SFB 1187 ›Medien der Kooperation‹ an der Universität Siegen

Recap of our Mixing Methods Summer School 2023

We look happily back at this year’s Mixing Methods Summer School to recap what our participants have accomplished.

During the summer school “More Than Data: Positionality and Situatedness in Digital Research”, two groups contributed to the practical tracks: „Mapping the Misappropriation of Images of Transbodies“ and „#letztegeneration meets #klimakleber: Mapping TikTok Imaginaries of Climate Activism and Climate Change Denial“. With facilitators Aikaterini Mniestri, Elena Pilipets, and Julia Bee, our contributors explored questions of positionality in the process of obtaining, visualizing, and interpreting online-ethnographic and visual platform data. The week of explorations opened with a welcome address by Carolin Gerlitz and a keynote by Gabriele Colombo titled ‚Unfolding data: lists, catalogues, supercuts, and other visual formats for digital research.‘ In addition, a workshop by Jason Chao and Elena Pilipets, ‚Memespector: Web Detection and the Multi-Situatedness of the Digital Image,‘ introduced participants to different methods of contextualizing image collections. 

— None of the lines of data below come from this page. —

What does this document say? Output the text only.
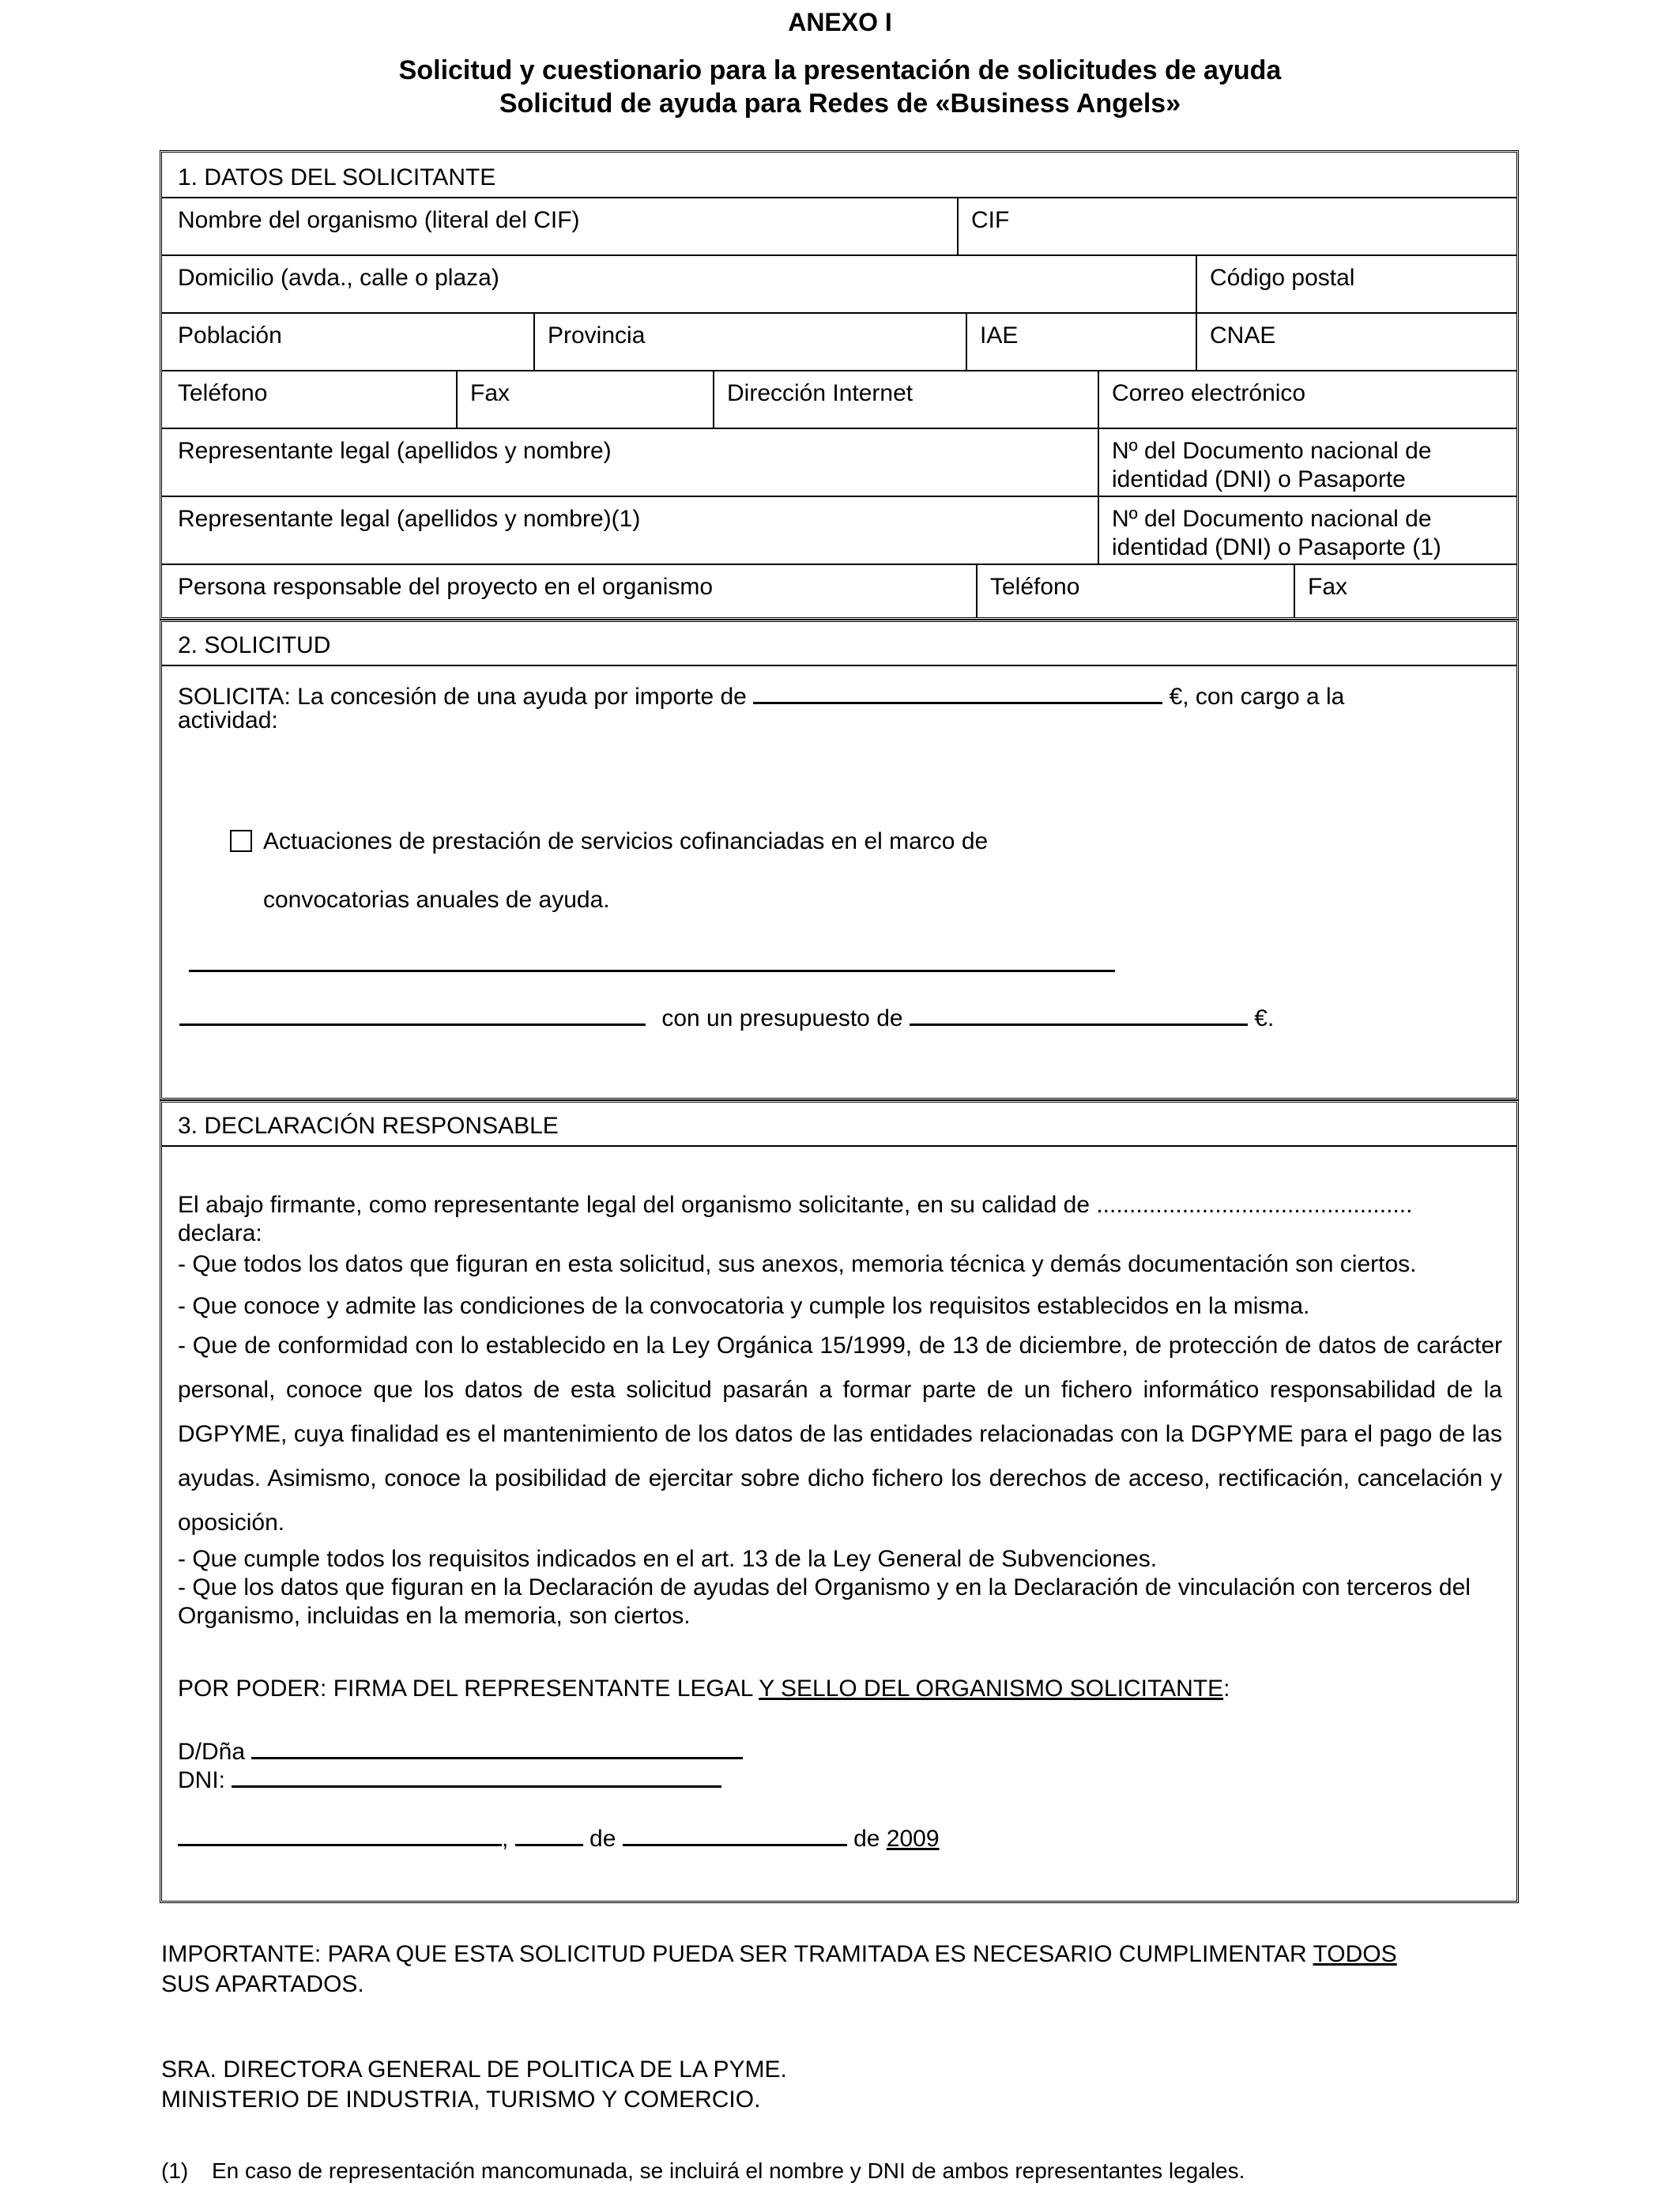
ANEXO I
Solicitud y cuestionario para la presentación de solicitudes de ayuda
Solicitud de ayuda para Redes de «Business Angels»
1. DATOS DEL SOLICITANTE
Nombre del organismo (literal del CIF)	CIF
Domicilio (avda., calle o plaza)	Código postal
Población	Provincia	IAE	CNAE
Teléfono	Fax	Dirección Internet	Correo electrónico
Representante legal (apellidos y nombre)	Nº del Documento nacional de
identidad (DNI) o Pasaporte
Representante legal (apellidos y nombre)(1)	Nº del Documento nacional de
identidad (DNI) o Pasaporte (1)
Persona responsable del proyecto en el organismo	Teléfono	Fax
2. SOLICITUD
SOLICITA: La concesión de una ayuda por importe de	€, con cargo a la
actividad:
Actuaciones de prestación de servicios cofinanciadas en el marco de
convocatorias anuales de ayuda.
con un presupuesto de	€.
3. DECLARACIÓN RESPONSABLE

El abajo firmante, como representante legal del organismo solicitante, en su calidad de ................................................

declara:

- Que todos los datos que figuran en esta solicitud, sus anexos, memoria técnica y demás documentación son ciertos.

- Que conoce y admite las condiciones de la convocatoria y cumple los requisitos establecidos en la misma.

- Que de conformidad con lo establecido en la Ley Orgánica 15/1999, de 13 de diciembre, de protección de datos de carácter personal, conoce que los datos de esta solicitud pasarán a formar parte de un fichero informático responsabilidad de la DGPYME, cuya finalidad es el mantenimiento de los datos de las entidades relacionadas con la DGPYME para el pago de las ayudas. Asimismo, conoce la posibilidad de ejercitar sobre dicho fichero los derechos de acceso, rectificación, cancelación y oposición.

- Que cumple todos los requisitos indicados en el art. 13 de la Ley General de Subvenciones.

- Que los datos que figuran en la Declaración de ayudas del Organismo y en la Declaración de vinculación con terceros del Organismo, incluidas en la memoria, son ciertos.

POR PODER: FIRMA DEL REPRESENTANTE LEGAL Y SELLO DEL ORGANISMO SOLICITANTE:
D/Dña
DNI:
,	de	de 2009
IMPORTANTE: PARA QUE ESTA SOLICITUD PUEDA SER TRAMITADA ES NECESARIO CUMPLIMENTAR TODOS
SUS APARTADOS.
SRA. DIRECTORA GENERAL DE POLITICA DE LA PYME.
MINISTERIO DE INDUSTRIA, TURISMO Y COMERCIO.
(1) En caso de representación mancomunada, se incluirá el nombre y DNI de ambos representantes legales.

The first group, ‚Mapping Misappropriation‘, used a mix of quantitative and qualitative methods to explore the misappropriation of the images of trans content creators across the internet. The main results confirmed the initial hypothesis that the images published by trans content creators on their public accounts have been misappropriated to different ends. 

 

Figure 1: Mapping Misappropriation of Trans bodies: the image of Jamie Raines and its online contexts 

The project’s main results indicate the presence of these images on Russian adult sites and their resurgence in hate speech on platforms like 4chan. News articles with varying degrees of transphobia were collected and grouped based on their content. The project integrated web locations of these images into visualizations for better understanding. These findings emphasize the significance of this topic in new media and digital methods, calling for further examination of the misuse of images depicting minoritized bodies online.

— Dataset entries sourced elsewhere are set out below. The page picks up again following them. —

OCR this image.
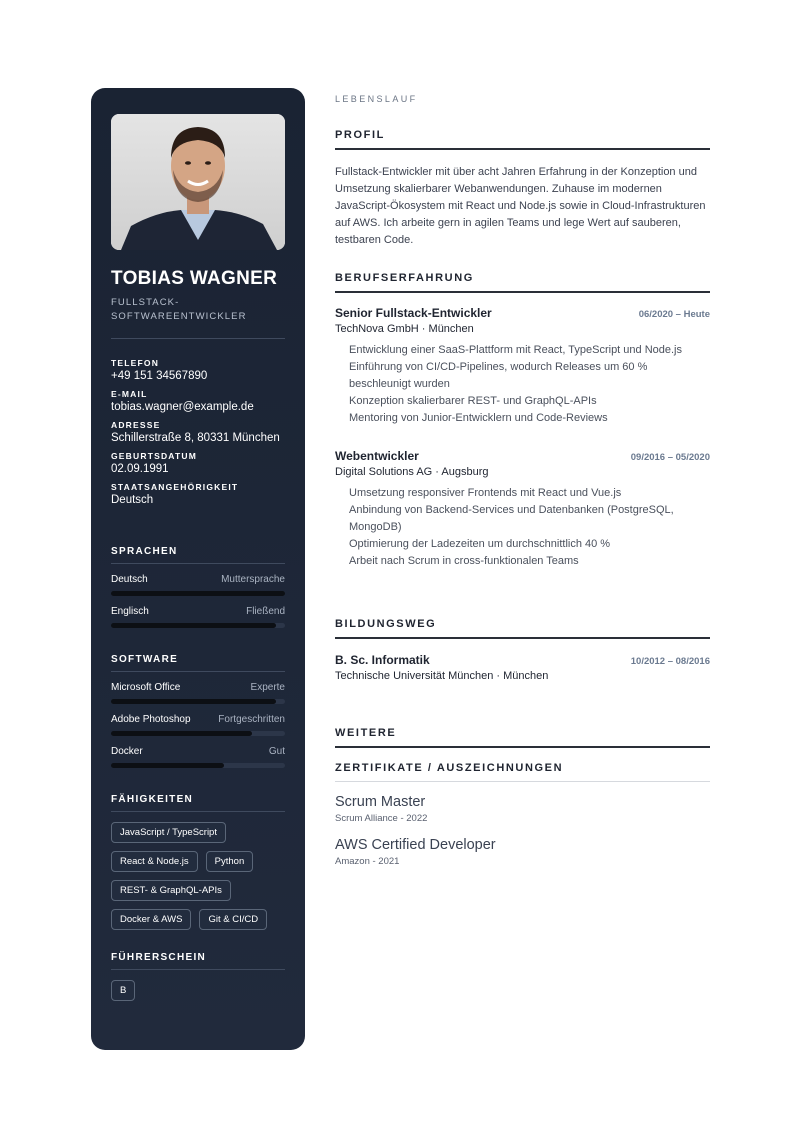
TOBIAS WAGNER
FULLSTACK-SOFTWAREENTWICKLER
TELEFON
+49 151 34567890
E-MAIL
tobias.wagner@example.de
ADRESSE
Schillerstraße 8, 80331 München
GEBURTSDATUM
02.09.1991
STAATSANGEHÖRIGKEIT
Deutsch
SPRACHEN
Deutsch	Muttersprache
Englisch	Fließend
SOFTWARE
Microsoft Office	Experte
Adobe Photoshop	Fortgeschritten
Docker	Gut
FÄHIGKEITEN
JavaScript / TypeScript
React & Node.js	Python
REST- & GraphQL-APIs
Docker & AWS	Git & CI/CD
FÜHRERSCHEIN
B
LEBENSLAUF
PROFIL
Fullstack-Entwickler mit über acht Jahren Erfahrung in der Konzeption und Umsetzung skalierbarer Webanwendungen. Zuhause im modernen JavaScript-Ökosystem mit React und Node.js sowie in Cloud-Infrastrukturen auf AWS. Ich arbeite gern in agilen Teams und lege Wert auf sauberen, testbaren Code.
BERUFSERFAHRUNG
Senior Fullstack-Entwickler	06/2020 – Heute
TechNova GmbH · München
Entwicklung einer SaaS-Plattform mit React, TypeScript und Node.js
Einführung von CI/CD-Pipelines, wodurch Releases um 60 % beschleunigt wurden
Konzeption skalierbarer REST- und GraphQL-APIs
Mentoring von Junior-Entwicklern und Code-Reviews
Webentwickler	09/2016 – 05/2020
Digital Solutions AG · Augsburg
Umsetzung responsiver Frontends mit React und Vue.js
Anbindung von Backend-Services und Datenbanken (PostgreSQL, MongoDB)
Optimierung der Ladezeiten um durchschnittlich 40 %
Arbeit nach Scrum in cross-funktionalen Teams
BILDUNGSWEG
B. Sc. Informatik	10/2012 – 08/2016
Technische Universität München · München
WEITERE
ZERTIFIKATE / AUSZEICHNUNGEN
Scrum Master
Scrum Alliance - 2022
AWS Certified Developer
Amazon - 2021
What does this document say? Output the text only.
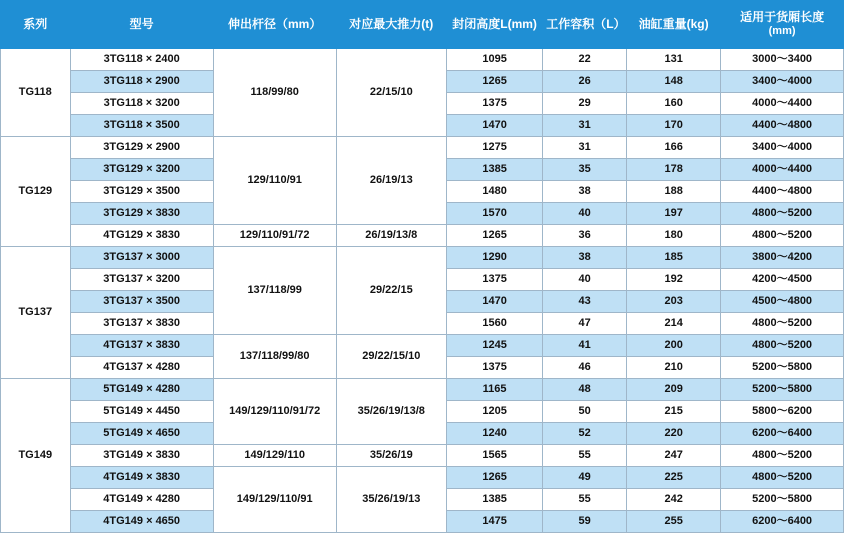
系列	型号	伸出杆径（mm）	对应最大推力(t)	封闭高度L(mm)	工作容积（L）	油缸重量(kg)	适用于货厢长度
(mm)

TG118	3TG118 × 2400	118/99/80	22/15/10	1095	22	131	3000～3400
	3TG118 × 2900			1265	26	148	3400～4000
	3TG118 × 3200			1375	29	160	4000～4400
	3TG118 × 3500			1470	31	170	4400～4800
TG129	3TG129 × 2900	129/110/91	26/19/13	1275	31	166	3400～4000
	3TG129 × 3200			1385	35	178	4000～4400
	3TG129 × 3500			1480	38	188	4400～4800
	3TG129 × 3830			1570	40	197	4800～5200
	4TG129 × 3830	129/110/91/72	26/19/13/8	1265	36	180	4800～5200
TG137	3TG137 × 3000	137/118/99	29/22/15	1290	38	185	3800～4200
	3TG137 × 3200			1375	40	192	4200～4500
	3TG137 × 3500			1470	43	203	4500～4800
	3TG137 × 3830			1560	47	214	4800～5200
	4TG137 × 3830	137/118/99/80	29/22/15/10	1245	41	200	4800～5200
	4TG137 × 4280			1375	46	210	5200～5800
TG149	5TG149 × 4280	149/129/110/91/72	35/26/19/13/8	1165	48	209	5200～5800
	5TG149 × 4450			1205	50	215	5800～6200
	5TG149 × 4650			1240	52	220	6200～6400
	3TG149 × 3830	149/129/110	35/26/19	1565	55	247	4800～5200
	4TG149 × 3830	149/129/110/91	35/26/19/13	1265	49	225	4800～5200
	4TG149 × 4280			1385	55	242	5200～5800
	4TG149 × 4650			1475	59	255	6200～6400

The second group, ‚TikTok imaginaries‘, explored a collection of 632 TikTok videos, focusing on the contemporary online imaginaries of climate activism and climate change denial. Using TikTok video metadata, participants worked with extracted video frames and associated information, including co-hashtags, stickers, and sounds. AI-assisted speech-to-text conversion and computer vision-generated image annotations were employed to locate different forms of embodiment in TikTok performances. By removing background, de-contextualized human and nonhuman bodies ranging from microphones and vehicles to hands, gloves, uniforms, and safety vests were then re-contextualized and collectively re-arranged in collages. 

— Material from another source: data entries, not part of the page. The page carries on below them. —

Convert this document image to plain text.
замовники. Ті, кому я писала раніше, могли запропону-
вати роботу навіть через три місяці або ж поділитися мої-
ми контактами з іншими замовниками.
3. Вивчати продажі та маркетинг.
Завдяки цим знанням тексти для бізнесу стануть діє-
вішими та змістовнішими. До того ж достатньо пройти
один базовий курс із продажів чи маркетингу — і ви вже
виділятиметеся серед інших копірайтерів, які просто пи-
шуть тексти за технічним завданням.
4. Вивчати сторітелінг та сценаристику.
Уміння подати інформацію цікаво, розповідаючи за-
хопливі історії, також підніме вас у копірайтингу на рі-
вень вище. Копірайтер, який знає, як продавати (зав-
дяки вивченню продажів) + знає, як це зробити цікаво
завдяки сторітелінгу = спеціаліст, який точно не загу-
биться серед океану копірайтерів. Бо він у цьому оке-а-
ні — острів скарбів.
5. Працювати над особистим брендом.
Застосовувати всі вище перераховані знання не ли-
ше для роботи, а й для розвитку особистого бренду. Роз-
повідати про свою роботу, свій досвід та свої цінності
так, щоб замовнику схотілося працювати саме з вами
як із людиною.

Figure 2: From Decontextualization to Recontextualization: Re-imagining ‘bodies that stick’ in connection to the power dynamics they enact

Combining methods of ethical fabrication with feminist approaches, some social connections and power relations surfacing through data were re-imagined, while others remained intact in their linkages to one another and their TikTok-mediated contexts. Diverse positionalities, arising from TikTok performances and our research interventions, prompted us to critically assess the influence and ‘weight’ of affectively charged associations that stick onto activists‘ bodies. In de-constructing the hateful rhetoric of climate change deniers, ethical considerations arise. These include both avoiding the normative reproduction of systemic violence and the necessity to support activists through inventive approaches that go beyond digital amplification. 

We thank everyone for their participation and contributions!